Tintoretto, Portrait of Jacopo Sansovino, 16th C., Uffizi

Tintoretto, Portrait of Jacopo Sansovino, 16th C., Uffizi

 

 

        Jacopo Sansovino as we know him today, was born Jacopo Tatti in Florence in 1486.  Living until 1570 he was both a prolific sculptor and architect.  Born to a family of mattress and cabinet makers, he set out on a different course.  In 1502 he began to apprentice with Andrea Sansovino.  Andrea was a prominent sculptor in Florence and enabled Jacopo to fully benefit from the ascendance of the High Renaissance.  Travelling with Andrea to Rome to work on the tombs of Cardinals Ascanio Sforza and Girolamo Basso della Rovere gave Jacopo an even broader survey the period’s art.  He studied Classical sculpture and architecture and even made a notable copy of the famed Laokoon.  Jacopo returned to Florence in 1510 and produced the well known works of Bacchus and Saint James the Greater over several years.  In 1515 he executed his first known piece of architecture, a temporary facade for the Florence Cathedral.  
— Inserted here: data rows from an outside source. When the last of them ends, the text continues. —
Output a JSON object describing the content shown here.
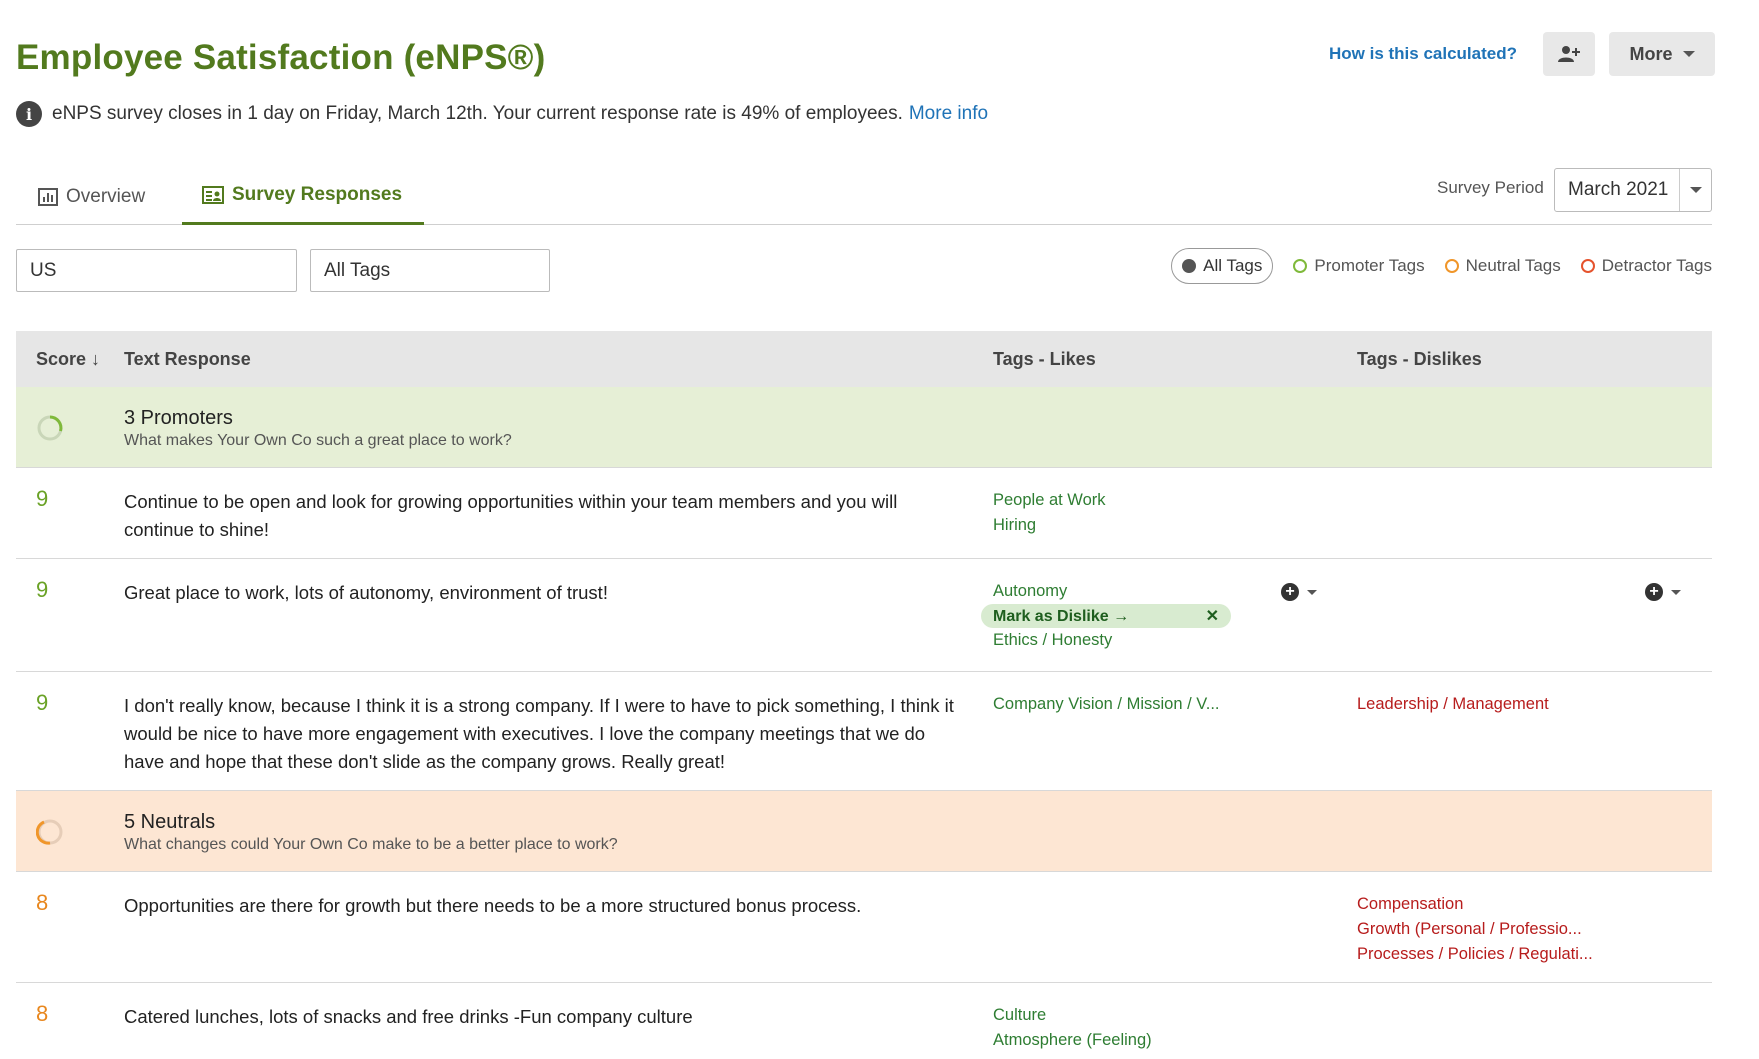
{
  "header": {
    "title": "Employee Satisfaction (eNPS®)",
    "how_link": "How is this calculated?",
    "more_label": "More"
  },
  "info": {
    "message": "eNPS survey closes in 1 day on Friday, March 12th. Your current response rate is 49% of employees.",
    "link": "More info"
  },
  "tabs": {
    "overview": "Overview",
    "survey_responses": "Survey Responses"
  },
  "survey_period": {
    "label": "Survey Period",
    "value": "March 2021"
  },
  "filters": {
    "location": "US",
    "tags": "All Tags"
  },
  "tag_filters": {
    "all": "All Tags",
    "promoter": "Promoter Tags",
    "neutral": "Neutral Tags",
    "detractor": "Detractor Tags"
  },
  "table": {
    "headers": {
      "score": "Score ↓",
      "text": "Text Response",
      "likes": "Tags - Likes",
      "dislikes": "Tags - Dislikes"
    },
    "promoters": {
      "title": "3 Promoters",
      "question": "What makes Your Own Co such a great place to work?",
      "rows": [
        {
          "score": "9",
          "text": "Continue to be open and look for growing opportunities within your team members and you will continue to shine!",
          "likes": [
            "People at Work",
            "Hiring"
          ],
          "dislikes": []
        },
        {
          "score": "9",
          "text": "Great place to work, lots of autonomy, environment of trust!",
          "likes": [
            "Autonomy",
            "Ethics / Honesty"
          ],
          "mark_as_dislike": "Mark as Dislike →",
          "dislikes": []
        },
        {
          "score": "9",
          "text": "I don't really know, because I think it is a strong company. If I were to have to pick something, I think it would be nice to have more engagement with executives. I love the company meetings that we do have and hope that these don't slide as the company grows. Really great!",
          "likes": [
            "Company Vision / Mission / V..."
          ],
          "dislikes": [
            "Leadership / Management"
          ]
        }
      ]
    },
    "neutrals": {
      "title": "5 Neutrals",
      "question": "What changes could Your Own Co make to be a better place to work?",
      "rows": [
        {
          "score": "8",
          "text": "Opportunities are there for growth but there needs to be a more structured bonus process.",
          "likes": [],
          "dislikes": [
            "Compensation",
            "Growth (Personal / Professio...",
            "Processes / Policies / Regulati..."
          ]
        },
        {
          "score": "8",
          "text": "Catered lunches, lots of snacks and free drinks -Fun company culture",
          "likes": [
            "Culture",
            "Atmosphere (Feeling)"
          ],
          "dislikes": []
        }
      ]
    }
  },
  "colors": {
    "brand_green": "#527a1e",
    "link_blue": "#1f73b7",
    "promoter_bg": "#e6efd6",
    "neutral_bg": "#fde6d3",
    "like_tag": "#2e7d32",
    "dislike_tag": "#b71c1c"
  }
}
        Career concerns led the now mature Sansovino to return to Rome.  There he was hired to build two churches: San Giovanni dei Fiorentini and San Marcello and one palace, the Palazzo Gaddi.  Despite these projects, Sansovino also executed several sculptures putting him in the orbit of Michelangelo.
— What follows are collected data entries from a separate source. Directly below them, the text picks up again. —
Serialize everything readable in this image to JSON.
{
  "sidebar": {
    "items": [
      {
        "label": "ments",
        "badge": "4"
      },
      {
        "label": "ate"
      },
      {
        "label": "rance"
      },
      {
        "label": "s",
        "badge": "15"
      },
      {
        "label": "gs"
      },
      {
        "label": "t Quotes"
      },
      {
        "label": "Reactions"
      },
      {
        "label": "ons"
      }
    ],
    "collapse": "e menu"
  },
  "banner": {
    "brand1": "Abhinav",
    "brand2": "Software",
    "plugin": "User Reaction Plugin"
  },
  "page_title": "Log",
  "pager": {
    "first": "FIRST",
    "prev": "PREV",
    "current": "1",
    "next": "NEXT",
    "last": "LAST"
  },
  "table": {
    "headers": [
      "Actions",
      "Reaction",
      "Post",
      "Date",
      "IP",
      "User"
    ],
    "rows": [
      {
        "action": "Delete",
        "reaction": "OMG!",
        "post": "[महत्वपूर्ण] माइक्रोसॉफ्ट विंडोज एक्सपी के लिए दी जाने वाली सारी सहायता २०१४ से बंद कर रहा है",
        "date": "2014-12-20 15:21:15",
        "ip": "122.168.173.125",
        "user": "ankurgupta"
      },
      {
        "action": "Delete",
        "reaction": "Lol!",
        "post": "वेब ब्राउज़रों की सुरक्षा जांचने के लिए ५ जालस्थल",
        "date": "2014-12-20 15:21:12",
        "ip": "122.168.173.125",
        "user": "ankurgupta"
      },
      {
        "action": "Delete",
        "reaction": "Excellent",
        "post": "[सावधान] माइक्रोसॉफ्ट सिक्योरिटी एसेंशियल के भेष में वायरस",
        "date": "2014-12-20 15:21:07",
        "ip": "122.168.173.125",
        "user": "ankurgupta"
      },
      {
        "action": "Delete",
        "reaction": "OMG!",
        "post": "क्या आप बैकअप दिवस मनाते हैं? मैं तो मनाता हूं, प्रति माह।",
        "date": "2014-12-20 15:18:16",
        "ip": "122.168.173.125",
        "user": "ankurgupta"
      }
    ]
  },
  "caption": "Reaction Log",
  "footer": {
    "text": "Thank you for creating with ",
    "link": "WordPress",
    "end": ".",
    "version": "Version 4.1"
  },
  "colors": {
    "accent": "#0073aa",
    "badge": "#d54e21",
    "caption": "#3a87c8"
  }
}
        Sansovino’s Roman career was decisively ended by the Sack of Rome in 1527.  Mutinous troops from the Holy Roman Empire devastated the city and ended much of its dominance.  Fearful and jobless many Roman artists dispersed across Europe.  Sansovino left for Venice where he would spend the second half of his life.  Already forty-one years old, Sansovino entered Venice an experienced architect and sculptor.  Despite his relatively old age he launched another career in the city and markedly transformed its center.

        First hired to repair the domes of the Basilica of San Marco, he quickly ascended the city’s strata.  In only 1529 he was appointed the proto or chief architect of the Procurators of San Marco.  With this title and access he led much of the city’s artistic life alongside his friends Titian and Pietro Aretino.  Taking commissions from the city, procurators, churches, and individuals Sansovino imparted a classical style to many areas of the city.  However, with his job as proto his most potent contributions can be seen around the piazzetta.  Significant buildings there included: La Zecca, a new mint; the Marciana Library, to house the manuscript collection of Basilios Bessarion; and the Loggetta at the base of the campanile.  All three buildings were conceived between 1535 and 1537 as Venice embarked on an ambitious building scheme following its recovery from the League of Cambrai.  

        Although he primarily worked in architecture while he was in Venice he also produced large amounts of work in sculpture.  Two prominent examples can be seen at the top of the Scala dei Giganti in the Ducal Palace.  By also training young sculptors like Cattaneo and Vittoria he maintained a strong influence on the medium even as he produced less.  Sansovino remained active throughout much of his life but waned in the decade preceding his death.  As the bearer of the ‘Roman’ Renaissance to Venice, he was gradually replaced and eclipsed by the famed Andrea Palladio.  Dying in Venice in 1570, Sansovino’s life displayed an aptitude in multiple media and a resilient versatility.  Each of his projects demonstrated a firm handling of the patron, function, and audience his work would hold.